Câmara aprova abertura de processo de cassação contra vereador preso por suspeita de violência doméstica

A Câmara Municipal de Vereadores de Santo Antônio de Jesus aprovou a abertura de um processo de cassação contra o vereador Edivan de Jesus Santos, conhecido como Morão (União Brasil), que está preso sob suspeita de violência doméstica no Conjunto Penal de Valença.
A decisão foi tomada na segunda-feira (13/4), após a apresentação de uma representação pelo vereador Mário Sérgio, atual suplente que assumiu a vaga com o afastamento de Morão. A votação foi conduzida pelo presidente da Casa, Caíque Oliveira.
Com a aprovação em plenário, foi autorizada a instauração do processo e a criação de uma comissão processante. Em seguida, um sorteio definiu os integrantes do grupo responsável pela condução dos trabalhos.
Após reunião interna, foram escolhidos os vereadores João Bené como presidente, Cristiano Sena como membro e Ito da Kanal Mix como relator. Caberá à comissão analisar a denúncia e conduzir todas as etapas do processo, garantindo o direito de defesa ao parlamentar.
Morão já havia sido afastado da Câmara após a aprovação de um pedido de licença médica, em decisão unânime tomada em sessão realizada em 30 de outubro de 2025. Com isso, o suplente Sérgio Gordo do Mutum assumiu o cargo.
Na época, o Legislativo informou que o vereador apresentou atestado médico e que a licença tinha caráter temporário. Também foram solicitadas informações oficiais à Delegacia Territorial e à Vara Criminal do município para acompanhamento do caso.
O vereador foi preso no dia 23 de outubro de 2025, em Salvador, suspeito de agredir a ex-companheira. Segundo a Polícia Civil, ele foi localizado em uma clínica de saúde mental no bairro IAPI, onde estava internado.
Além disso, o parlamentar foi alvo de medida protetiva após um novo episódio de violência doméstica registrado no dia 11 de outubro, em Santo Antônio de Jesus.
Morão também já havia sido investigado por tentativa de feminicídio contra a mesma vítima em fevereiro de 2025. Na ocasião, a mulher relatou à polícia ter sido agredida com golpes de faca e pedaço de madeira durante uma discussão motivada por ciúmes.

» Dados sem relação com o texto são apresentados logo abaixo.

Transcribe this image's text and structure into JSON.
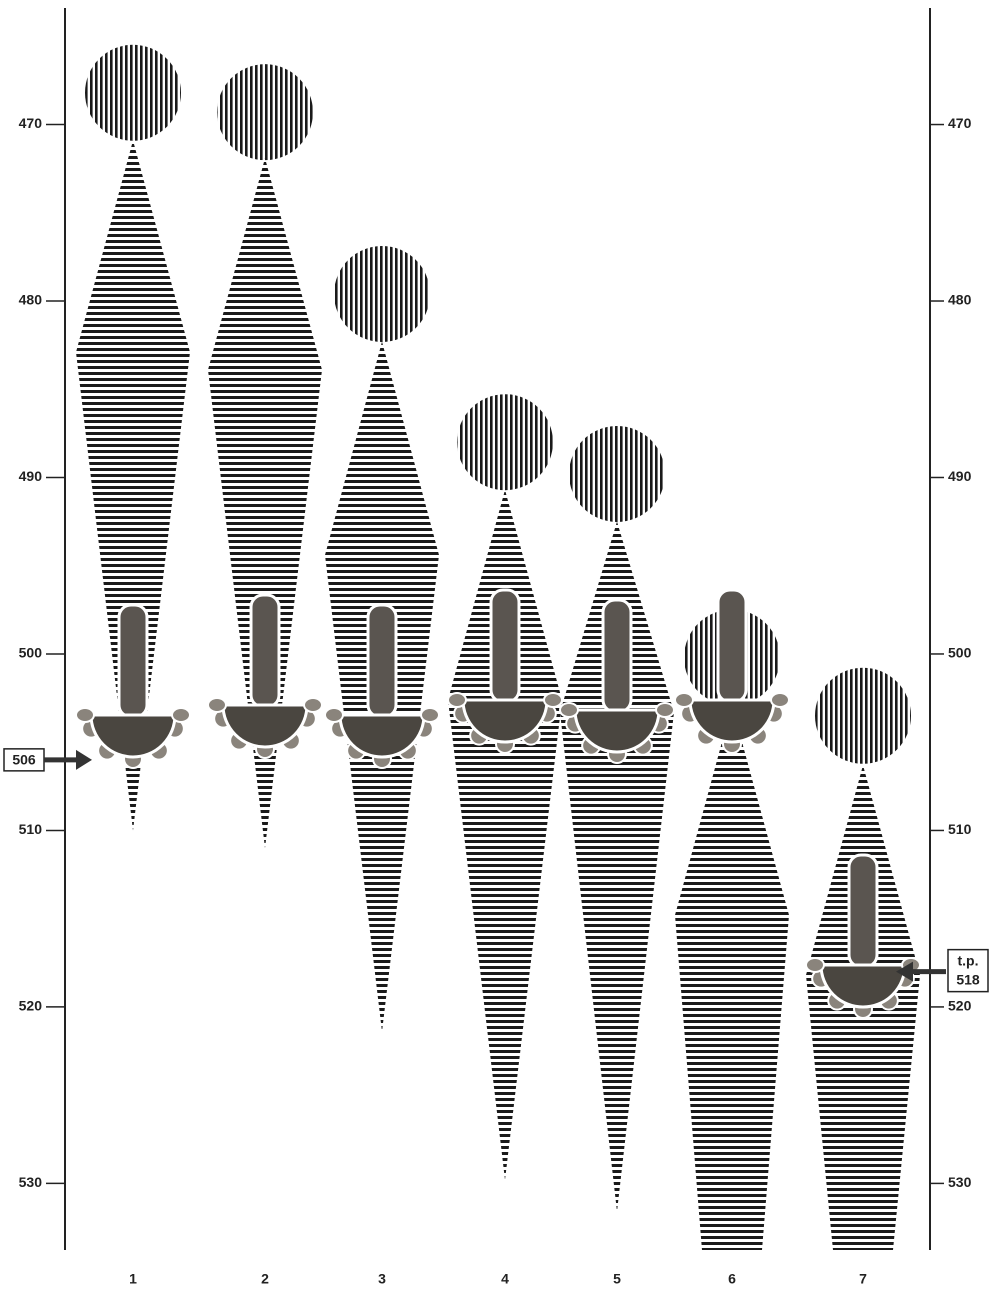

A vítima recebeu atendimento médico e solicitou medida protetiva. Dois dias depois, a Justiça decretou a prisão preventiva do vereador, que permaneceu foragido por cerca de 20 dias, até ser localizado no distrito de Boipeba, em Cairu.
Após ser preso, ele foi transferido para Santo Antônio de Jesus e, posteriormente, para o Conjunto Penal de Valença. A soltura ocorreu em abril de 2025, após decisão judicial durante audiência de instrução.
Mesmo após o episódio, Morão retornou ao mandato em julho de 2025 e chegou a pedir desculpas públicas durante discurso na Câmara.
Atualmente em seu segundo mandato, o vereador foi eleito em 2020 com 1.572 votos. A reportagem tentou contato com a defesa do parlamentar sobre o processo de cassação, mas não obteve retorno até a última atualização.